Car insurance analyst, Penny Gusner, explained that if a car is stolen the owner is not held responsible for damages to their own vehicle under most comprehensive plans. However, if only a liability policy is held none of the damages to the owners car are covered. Unfortunately, even if the their has coverage of his own it will not cover illegal actions. 

The problem is that the line between stolen and unauthorized use is thin and blurry. Especially in situations where the thief or a family member or friend who had access to the keys. It becomes a gray area in the insurance world.

According to Gusner, if the keys are left in plain sight and a drunk with a previous record happens to be in the house, spies the keys and goes for a joyride, the car owner can be sued for negligence. Even if the insurance company does not pay for damages and the owner presses criminal charges.
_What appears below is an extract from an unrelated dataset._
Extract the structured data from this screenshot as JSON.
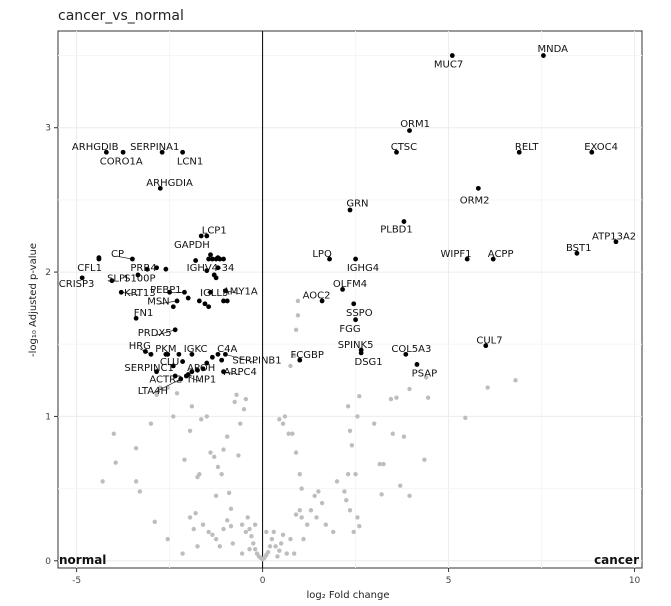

One of the very worst situations is when a child steals the car keys for a joyride and according to Gusner, it s a insurance nightmare. Children cannot be given permission to drive and even if they did it unknowingly, parents are always responsible for the damages they cause.

Many states require drivers to carry PIP insurance and many more are considering it. PIP insurance is personal injury protection not only for the driver but also for the passengers. While the idea is a good one, even these types of policies will not cover an unauthorized driver. 

Health care providers have went so far as to sue insurance companies to provide payment for health care services rendered to unauthorized driver who are injured in a car accident. Supreme courts all over the nation have sided with insurance companies in their battle to deny responsibilities in those types of cases.